Where we were wasn’t even on the map. But that is really because we didn’t know where we were. Fuck it. Let’s get out the camera and take pictures since we’ve stopped.
Snap. And there he was. In the background. Photographer Kris said, “Hey, turn around, check it out!” I did
Xavier Montalvo. That beautiful name. He probably doesn’t remember me because he was a sign. Maybe he doesn’t even exist as a person. I didn’t say I met him. I hooked up with him. Or the camera hooked us up. Me and his name. On a billboard.
Writing is a beautiful thing, and so is speaking, but physical touch, proof. Whew! What I wouldn’t give for Xavier to know who I am! What I wouldn’t give to hold him in my hands. Me and him, together. Why didn’t we take better care of the film!
A roommate once told me that he felt like such a hypocrite for taking pictures. He was a vegan and didn’t eat meat or use any other animal products. Camera film uses animal bones all crushed up as its base... Damn. So does Jell-o.
Disposable cameras are dumb, whereas Polaroid cameras are not dumb. Polaroids are essentially throwaways just like an entire disposable camera, but, they are instant and non-exhibitionist, and that makes all the difference.
I can take a Polaroid of my shoe, my naked girlfriend, or my dog all without the embarrassment of taking the film out to be processed.

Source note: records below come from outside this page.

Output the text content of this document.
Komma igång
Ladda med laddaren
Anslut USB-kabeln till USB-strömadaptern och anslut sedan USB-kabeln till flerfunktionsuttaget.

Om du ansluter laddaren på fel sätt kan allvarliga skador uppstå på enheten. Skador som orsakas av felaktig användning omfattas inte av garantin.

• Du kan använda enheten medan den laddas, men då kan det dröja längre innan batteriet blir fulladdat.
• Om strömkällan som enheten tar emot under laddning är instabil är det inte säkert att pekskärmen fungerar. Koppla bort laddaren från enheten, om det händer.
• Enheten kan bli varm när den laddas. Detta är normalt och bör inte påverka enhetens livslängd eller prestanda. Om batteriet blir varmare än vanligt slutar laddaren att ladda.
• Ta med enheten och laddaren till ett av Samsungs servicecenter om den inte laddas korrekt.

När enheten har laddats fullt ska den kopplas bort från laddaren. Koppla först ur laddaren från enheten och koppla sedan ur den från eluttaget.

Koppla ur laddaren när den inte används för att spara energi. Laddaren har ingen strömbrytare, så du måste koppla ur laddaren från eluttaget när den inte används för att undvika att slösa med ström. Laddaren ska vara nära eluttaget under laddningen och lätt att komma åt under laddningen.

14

The only pictures that I am comfortable taking to the film counter to be developed at the local supermarketextravaganza are the ones that I take with my non-Polaroid, non-disposable camera. And those pictures are of posed events like weddings, birthdays, and Thanksgiving with the family.
Nonetheless, an extroverted exhibitionist may prefer to do their dirty deeds under the watchful eye of the minimum wage 1 hour photo developer.